While we know what the error is — we just injected it — the printed information doesn’t make that particularly obvious. This is because we don’t directly see the values on which the ensures condition was actually evaluated. To see them, use the --trace option; it is not enabled by default because it makes the verification problem slightly harder for the solver.

Instead of, or in addition to, the --trace option, you can use the built-in function TRACE(exp) in conditions to explicitly mark expressions whose value should be printed on verification failures.

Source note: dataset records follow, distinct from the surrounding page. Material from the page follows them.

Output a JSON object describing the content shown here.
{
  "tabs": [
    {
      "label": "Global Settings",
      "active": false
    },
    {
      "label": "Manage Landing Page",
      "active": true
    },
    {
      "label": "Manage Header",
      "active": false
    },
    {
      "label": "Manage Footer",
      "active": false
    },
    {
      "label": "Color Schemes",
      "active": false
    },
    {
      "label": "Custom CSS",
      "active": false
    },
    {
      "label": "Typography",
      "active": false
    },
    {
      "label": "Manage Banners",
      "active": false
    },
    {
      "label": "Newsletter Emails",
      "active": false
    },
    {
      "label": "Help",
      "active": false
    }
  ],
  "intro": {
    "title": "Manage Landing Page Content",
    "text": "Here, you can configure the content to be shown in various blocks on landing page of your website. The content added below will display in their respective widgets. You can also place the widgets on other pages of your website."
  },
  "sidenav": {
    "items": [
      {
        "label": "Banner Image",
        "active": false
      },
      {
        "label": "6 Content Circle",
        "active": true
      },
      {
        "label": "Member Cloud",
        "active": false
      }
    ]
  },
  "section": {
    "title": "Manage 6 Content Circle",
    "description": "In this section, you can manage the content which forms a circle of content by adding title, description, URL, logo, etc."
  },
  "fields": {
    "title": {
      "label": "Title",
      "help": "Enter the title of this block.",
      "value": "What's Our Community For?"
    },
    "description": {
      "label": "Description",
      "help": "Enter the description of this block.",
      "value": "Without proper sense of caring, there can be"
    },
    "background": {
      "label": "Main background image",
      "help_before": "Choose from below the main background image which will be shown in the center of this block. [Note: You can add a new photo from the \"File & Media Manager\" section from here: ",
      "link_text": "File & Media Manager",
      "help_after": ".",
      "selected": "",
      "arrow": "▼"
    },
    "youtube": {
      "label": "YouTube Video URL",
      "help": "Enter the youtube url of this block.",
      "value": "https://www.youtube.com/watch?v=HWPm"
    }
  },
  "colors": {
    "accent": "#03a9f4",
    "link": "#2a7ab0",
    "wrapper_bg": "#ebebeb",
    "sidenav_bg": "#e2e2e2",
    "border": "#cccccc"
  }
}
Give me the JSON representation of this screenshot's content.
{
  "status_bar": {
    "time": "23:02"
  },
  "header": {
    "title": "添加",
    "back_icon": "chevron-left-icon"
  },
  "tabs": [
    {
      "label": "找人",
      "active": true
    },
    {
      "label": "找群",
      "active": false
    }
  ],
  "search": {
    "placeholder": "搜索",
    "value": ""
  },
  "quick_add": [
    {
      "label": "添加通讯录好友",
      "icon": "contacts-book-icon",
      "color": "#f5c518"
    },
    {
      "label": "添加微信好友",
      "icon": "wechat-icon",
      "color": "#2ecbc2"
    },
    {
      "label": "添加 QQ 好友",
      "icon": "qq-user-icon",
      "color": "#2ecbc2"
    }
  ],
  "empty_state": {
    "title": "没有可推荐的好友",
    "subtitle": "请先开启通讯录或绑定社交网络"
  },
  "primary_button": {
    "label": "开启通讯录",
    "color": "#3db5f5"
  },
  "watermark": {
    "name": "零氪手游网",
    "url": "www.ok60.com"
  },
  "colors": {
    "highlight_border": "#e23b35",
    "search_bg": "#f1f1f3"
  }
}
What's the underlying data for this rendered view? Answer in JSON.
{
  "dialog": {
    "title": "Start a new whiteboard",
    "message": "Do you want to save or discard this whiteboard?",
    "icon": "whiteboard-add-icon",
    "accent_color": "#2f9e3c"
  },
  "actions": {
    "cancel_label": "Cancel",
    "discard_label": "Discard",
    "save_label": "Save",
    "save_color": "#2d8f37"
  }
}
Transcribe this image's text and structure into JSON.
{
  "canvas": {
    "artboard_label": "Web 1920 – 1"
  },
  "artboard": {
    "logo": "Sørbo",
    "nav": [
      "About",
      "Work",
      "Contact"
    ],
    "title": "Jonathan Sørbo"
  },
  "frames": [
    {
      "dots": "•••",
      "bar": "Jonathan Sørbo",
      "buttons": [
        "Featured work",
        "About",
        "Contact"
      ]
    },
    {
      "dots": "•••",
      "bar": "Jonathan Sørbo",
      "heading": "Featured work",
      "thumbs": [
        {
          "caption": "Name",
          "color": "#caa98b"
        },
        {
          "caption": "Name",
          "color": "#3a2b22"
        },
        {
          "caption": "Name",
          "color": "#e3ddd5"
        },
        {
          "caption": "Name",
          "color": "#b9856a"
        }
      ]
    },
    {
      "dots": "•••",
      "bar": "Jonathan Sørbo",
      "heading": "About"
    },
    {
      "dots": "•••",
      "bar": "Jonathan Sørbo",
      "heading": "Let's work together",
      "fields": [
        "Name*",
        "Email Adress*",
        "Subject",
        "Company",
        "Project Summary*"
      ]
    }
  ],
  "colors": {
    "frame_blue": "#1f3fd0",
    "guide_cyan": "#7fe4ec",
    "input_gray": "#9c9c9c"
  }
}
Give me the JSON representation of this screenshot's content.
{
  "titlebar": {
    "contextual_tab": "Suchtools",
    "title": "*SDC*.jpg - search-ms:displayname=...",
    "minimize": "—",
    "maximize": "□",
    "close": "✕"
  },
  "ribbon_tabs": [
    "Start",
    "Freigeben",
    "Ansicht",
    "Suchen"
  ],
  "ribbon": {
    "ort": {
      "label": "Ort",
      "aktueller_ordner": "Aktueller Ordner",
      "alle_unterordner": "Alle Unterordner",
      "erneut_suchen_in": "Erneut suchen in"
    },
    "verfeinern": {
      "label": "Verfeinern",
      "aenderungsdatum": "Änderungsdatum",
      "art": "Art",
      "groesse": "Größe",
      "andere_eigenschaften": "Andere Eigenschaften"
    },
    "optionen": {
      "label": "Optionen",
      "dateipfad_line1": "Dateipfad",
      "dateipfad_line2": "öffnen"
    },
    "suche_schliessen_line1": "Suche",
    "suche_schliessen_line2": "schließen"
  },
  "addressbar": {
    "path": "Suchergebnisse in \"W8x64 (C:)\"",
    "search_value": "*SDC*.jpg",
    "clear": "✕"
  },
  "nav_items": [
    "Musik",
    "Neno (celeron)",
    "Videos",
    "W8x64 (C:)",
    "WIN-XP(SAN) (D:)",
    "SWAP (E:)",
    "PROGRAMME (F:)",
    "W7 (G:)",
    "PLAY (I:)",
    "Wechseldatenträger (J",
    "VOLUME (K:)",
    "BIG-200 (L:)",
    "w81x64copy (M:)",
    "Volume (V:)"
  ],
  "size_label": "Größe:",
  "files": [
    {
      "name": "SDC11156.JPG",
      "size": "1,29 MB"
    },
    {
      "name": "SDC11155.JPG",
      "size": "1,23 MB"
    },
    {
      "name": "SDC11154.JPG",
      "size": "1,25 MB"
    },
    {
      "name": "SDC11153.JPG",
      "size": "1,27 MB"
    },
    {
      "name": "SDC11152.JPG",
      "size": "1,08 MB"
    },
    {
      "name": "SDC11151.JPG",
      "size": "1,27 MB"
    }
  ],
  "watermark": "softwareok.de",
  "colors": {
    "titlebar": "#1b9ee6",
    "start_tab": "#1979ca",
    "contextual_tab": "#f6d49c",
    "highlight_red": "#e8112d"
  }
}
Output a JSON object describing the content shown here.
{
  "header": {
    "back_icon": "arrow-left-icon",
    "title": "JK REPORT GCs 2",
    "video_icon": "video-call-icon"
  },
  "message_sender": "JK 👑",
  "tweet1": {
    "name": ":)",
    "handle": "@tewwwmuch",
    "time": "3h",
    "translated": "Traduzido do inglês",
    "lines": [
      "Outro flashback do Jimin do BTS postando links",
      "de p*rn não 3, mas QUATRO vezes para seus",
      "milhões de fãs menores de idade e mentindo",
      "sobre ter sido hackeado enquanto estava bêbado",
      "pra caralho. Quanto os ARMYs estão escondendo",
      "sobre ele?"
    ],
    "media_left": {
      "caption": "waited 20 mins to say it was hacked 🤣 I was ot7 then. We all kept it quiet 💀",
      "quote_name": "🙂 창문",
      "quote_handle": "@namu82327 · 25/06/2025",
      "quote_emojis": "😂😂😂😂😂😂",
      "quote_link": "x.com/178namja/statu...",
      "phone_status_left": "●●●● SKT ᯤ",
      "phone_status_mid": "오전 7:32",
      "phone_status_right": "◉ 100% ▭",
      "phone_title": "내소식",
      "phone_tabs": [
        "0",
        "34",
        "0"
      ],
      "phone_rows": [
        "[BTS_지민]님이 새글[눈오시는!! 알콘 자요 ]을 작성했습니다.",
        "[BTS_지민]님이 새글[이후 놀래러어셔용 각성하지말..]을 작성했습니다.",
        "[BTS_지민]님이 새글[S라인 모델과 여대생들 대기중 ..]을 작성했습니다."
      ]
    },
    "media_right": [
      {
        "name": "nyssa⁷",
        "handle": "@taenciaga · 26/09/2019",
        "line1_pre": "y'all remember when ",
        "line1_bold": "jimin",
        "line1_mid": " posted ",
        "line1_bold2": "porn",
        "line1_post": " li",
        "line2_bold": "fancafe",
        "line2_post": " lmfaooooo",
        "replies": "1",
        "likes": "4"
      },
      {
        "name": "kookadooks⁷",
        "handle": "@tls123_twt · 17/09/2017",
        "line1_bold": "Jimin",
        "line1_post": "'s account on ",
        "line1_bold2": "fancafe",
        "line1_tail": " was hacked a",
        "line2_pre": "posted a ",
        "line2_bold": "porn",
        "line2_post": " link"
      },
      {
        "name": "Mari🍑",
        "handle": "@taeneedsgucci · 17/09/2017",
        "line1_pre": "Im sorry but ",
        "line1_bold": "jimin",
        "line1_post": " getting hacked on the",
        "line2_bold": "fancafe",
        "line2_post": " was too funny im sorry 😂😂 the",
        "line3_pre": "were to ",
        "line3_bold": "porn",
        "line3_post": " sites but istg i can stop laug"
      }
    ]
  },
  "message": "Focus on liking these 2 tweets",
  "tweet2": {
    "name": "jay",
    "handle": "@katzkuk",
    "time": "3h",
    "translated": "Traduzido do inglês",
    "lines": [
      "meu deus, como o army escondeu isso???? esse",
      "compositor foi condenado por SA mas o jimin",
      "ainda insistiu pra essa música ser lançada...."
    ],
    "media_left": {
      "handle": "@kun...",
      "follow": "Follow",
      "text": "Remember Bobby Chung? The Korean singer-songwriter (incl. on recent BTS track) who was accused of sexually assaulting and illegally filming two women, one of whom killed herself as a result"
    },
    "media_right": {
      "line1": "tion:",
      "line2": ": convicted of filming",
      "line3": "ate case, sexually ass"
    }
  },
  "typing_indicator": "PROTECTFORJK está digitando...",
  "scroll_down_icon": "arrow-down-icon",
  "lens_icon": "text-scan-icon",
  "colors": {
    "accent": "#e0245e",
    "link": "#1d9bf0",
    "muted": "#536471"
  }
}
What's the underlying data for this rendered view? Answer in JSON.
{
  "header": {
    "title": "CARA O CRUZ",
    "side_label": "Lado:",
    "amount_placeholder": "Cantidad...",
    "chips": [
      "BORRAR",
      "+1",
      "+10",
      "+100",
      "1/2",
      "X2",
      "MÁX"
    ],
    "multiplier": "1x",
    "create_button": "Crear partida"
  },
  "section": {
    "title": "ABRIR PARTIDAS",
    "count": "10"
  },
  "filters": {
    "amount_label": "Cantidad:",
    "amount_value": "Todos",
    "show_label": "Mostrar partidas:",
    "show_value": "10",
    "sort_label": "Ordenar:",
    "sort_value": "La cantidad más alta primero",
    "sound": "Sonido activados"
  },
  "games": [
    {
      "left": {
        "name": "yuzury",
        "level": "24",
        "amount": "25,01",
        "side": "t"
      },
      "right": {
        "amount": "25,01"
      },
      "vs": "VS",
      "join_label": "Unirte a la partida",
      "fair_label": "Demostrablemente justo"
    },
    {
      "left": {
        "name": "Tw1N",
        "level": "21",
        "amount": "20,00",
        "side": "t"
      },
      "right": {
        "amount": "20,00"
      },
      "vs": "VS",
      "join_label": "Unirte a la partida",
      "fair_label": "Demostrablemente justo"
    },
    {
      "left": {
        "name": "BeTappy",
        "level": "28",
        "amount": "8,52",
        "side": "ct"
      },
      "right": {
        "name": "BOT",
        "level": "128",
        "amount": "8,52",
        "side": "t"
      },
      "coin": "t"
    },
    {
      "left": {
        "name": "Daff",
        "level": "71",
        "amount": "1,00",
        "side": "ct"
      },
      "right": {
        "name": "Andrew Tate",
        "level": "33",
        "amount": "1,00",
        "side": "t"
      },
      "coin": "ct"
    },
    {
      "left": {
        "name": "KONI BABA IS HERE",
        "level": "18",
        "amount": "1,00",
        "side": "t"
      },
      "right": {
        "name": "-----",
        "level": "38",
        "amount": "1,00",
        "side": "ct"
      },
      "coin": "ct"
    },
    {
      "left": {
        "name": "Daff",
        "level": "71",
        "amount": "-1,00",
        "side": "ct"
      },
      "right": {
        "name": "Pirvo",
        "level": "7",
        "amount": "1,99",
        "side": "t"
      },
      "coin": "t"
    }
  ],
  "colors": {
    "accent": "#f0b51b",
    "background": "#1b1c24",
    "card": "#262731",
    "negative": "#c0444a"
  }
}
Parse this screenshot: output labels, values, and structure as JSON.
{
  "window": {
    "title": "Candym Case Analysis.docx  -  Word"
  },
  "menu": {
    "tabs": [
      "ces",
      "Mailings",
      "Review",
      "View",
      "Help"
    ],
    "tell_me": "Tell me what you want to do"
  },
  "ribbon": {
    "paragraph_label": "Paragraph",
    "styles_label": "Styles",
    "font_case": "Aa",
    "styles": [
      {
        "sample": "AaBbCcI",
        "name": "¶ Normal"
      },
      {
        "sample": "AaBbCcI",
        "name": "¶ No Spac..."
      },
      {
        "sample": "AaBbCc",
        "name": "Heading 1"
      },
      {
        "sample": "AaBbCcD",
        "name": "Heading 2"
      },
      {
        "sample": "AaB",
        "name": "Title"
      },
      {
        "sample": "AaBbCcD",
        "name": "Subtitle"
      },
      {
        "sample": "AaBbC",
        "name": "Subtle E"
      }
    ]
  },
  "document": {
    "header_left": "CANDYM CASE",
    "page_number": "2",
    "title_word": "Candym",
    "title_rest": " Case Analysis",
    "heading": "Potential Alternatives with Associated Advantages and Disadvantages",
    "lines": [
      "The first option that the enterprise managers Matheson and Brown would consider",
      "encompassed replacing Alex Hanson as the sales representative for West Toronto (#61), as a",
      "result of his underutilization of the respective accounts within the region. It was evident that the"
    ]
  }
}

NOTE: expressions that depend on quantified symbols cannot be traced. Likewise, expressions appearing in specification functions cannot currently be traced.

Debugging the Prover

The Move Prover is an evolving tool with bugs and deficiencies. Sometimes it is necessary to debug a problem based on the output it passes to the underlying backends. The following options help:

  • --dump — writes intermediate artifacts next to the package: the generated Boogie code (output.bpl) and Boogie’s reported errors (output.bpl.log), the SMT input passed to Z3, and the prover bytecode as transformed during compilation. This is the catch-all debug flag in the Aptos CLI.
  • --cvc5 — switches the underlying SMT backend from Z3 to cvc5. The CVC5_EXE environment variable must point at the binary.
  • --check-inconsistency — injects an impossible assertion into each verification target. If verification still passes, the surrounding spec is vacuous (e.g. its preconditions are unsatisfiable) and isn’t actually proving anything.